Kościół w Świętym Miejscu w 1926 r. Zbiory Mirosława Krejpowicza.

Poniżej fotografia kompanii pątniczej, co prawda z innej parafii, ale idealna, by zilustrować to, o czym napisałam powyżej. Tak mogły wyglądać kompanie udające się na odpust do Świętego Miejsca, a wyruszające z parafii kurpiowskich.

W 1911 r. taką grupę obserwował podróżujący po Puszczy Zielonej etnograf Kazimierz Moszyński. Kościół świętomiejski opisał jako malutki i niezmiernie brzydki. Czy współcześnie ktokolwiek tak określiłby kościół w Świętym Miejscu? Wątpię. A jednak Moszyński, może właśnie dlatego, że pisał pod pseudonimem „K. Ruski”, stwierdził, że Jest to drewniana stodoła, pokryta blaszanym malinowym dachem, z dwiema również blaszanymi wieżyczkami. Kościół w Przedwojewie, również cały z drewna, który oglądał wcześniej, zainteresował go bardziej. A przecież oba budynki wiele się nie różnią... Tak opisał widok, który ujrzał w Świętym Miejscu: Przed kościołem tłum ludzi, zamieszanie, pełno chorągwi, budki kramarzy, a ziemia zryta i zdeptana jak przed stajnią. Odpust, jak się patrzy! Po krótkiej modlitwie grupa ludzi odeszła ze śpiewem na ustach. Była to kompania z Lipy. Etnograf trafił też na grupę z Jednorożca, która maszerowała ze śpiewem i łoskotem bębnów.

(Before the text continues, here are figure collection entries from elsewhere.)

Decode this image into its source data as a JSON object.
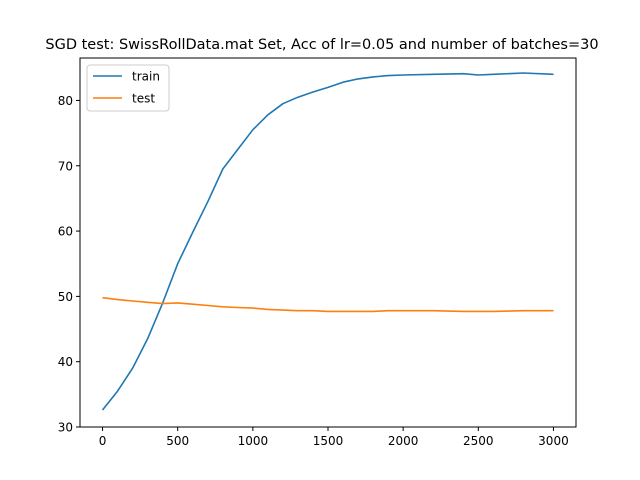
{
  "chart_data": {
    "type": "line",
    "title": "SGD test: SwissRollData.mat Set, Acc of lr=0.05 and number of batches=30",
    "xlabel": "",
    "ylabel": "",
    "xlim": [
      -150,
      3150
    ],
    "ylim": [
      30,
      86.5
    ],
    "x_ticks": [
      0,
      500,
      1000,
      1500,
      2000,
      2500,
      3000
    ],
    "y_ticks": [
      30,
      40,
      50,
      60,
      70,
      80
    ],
    "grid": false,
    "legend_position": "top-left",
    "series": [
      {
        "name": "train",
        "color": "#1f77b4",
        "x": [
          0,
          100,
          200,
          300,
          400,
          500,
          600,
          700,
          800,
          900,
          1000,
          1100,
          1200,
          1300,
          1400,
          1500,
          1600,
          1700,
          1800,
          1900,
          2000,
          2200,
          2400,
          2500,
          2600,
          2800,
          3000
        ],
        "y": [
          32.6,
          35.5,
          39.0,
          43.5,
          49.0,
          55.0,
          59.8,
          64.5,
          69.5,
          72.5,
          75.5,
          77.8,
          79.5,
          80.5,
          81.3,
          82.0,
          82.8,
          83.3,
          83.6,
          83.8,
          83.9,
          84.0,
          84.1,
          83.9,
          84.0,
          84.2,
          84.0
        ]
      },
      {
        "name": "test",
        "color": "#ff7f0e",
        "x": [
          0,
          100,
          200,
          300,
          400,
          500,
          600,
          700,
          800,
          900,
          1000,
          1100,
          1200,
          1300,
          1400,
          1500,
          1600,
          1700,
          1800,
          1900,
          2000,
          2200,
          2400,
          2500,
          2600,
          2800,
          3000
        ],
        "y": [
          49.8,
          49.5,
          49.3,
          49.1,
          48.9,
          49.0,
          48.8,
          48.6,
          48.4,
          48.3,
          48.2,
          48.0,
          47.9,
          47.8,
          47.8,
          47.7,
          47.7,
          47.7,
          47.7,
          47.8,
          47.8,
          47.8,
          47.7,
          47.7,
          47.7,
          47.8,
          47.8
        ]
      }
    ]
  }
}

Wymarsz kompanii z bębnami na pielgrzymkę z kościoła w Dąbrówce (powiat ostrołęcki), przed 1930 r. Źródło: A. Chętnik, Z kurpiowskich borów, Lwów 1930.

W okresie zaborowym na pochody i pielgrzymki religijne zgodę wydawał tylko biskup, ale dopiero po powiadomieniu policji o czasie i miejscu akcji. W 1908 r. ministerstwo spraw wewnętrznych nakazało generał-gubernatorom, aby procesje odbywały się tylko z udziałem księdza i policjanta, by zapobiec manifestacjom patriotycznym, niesieniu emblematów świeckich i kolportowaniu broszur. Później, jak pisał W. Jemielity, „Zabroniono udziału orkiestry, noszenia sztandarów cechowych, chorągwi i flag świeckich, wygłaszania przemówień, rozdawania broszur i proklamacji treści religijnej, wykonywania hymnów o treści separatystycznej lub pieśni i modlitw na nutę hymnów narodowych [szczególnie pieśń Boże, coś Polskę – przyp. M.W.K.]. Za przekroczenie tych przepisów groziła kara pieniężna w wysokości 500 rubli lub trzy miesiące aresztu”.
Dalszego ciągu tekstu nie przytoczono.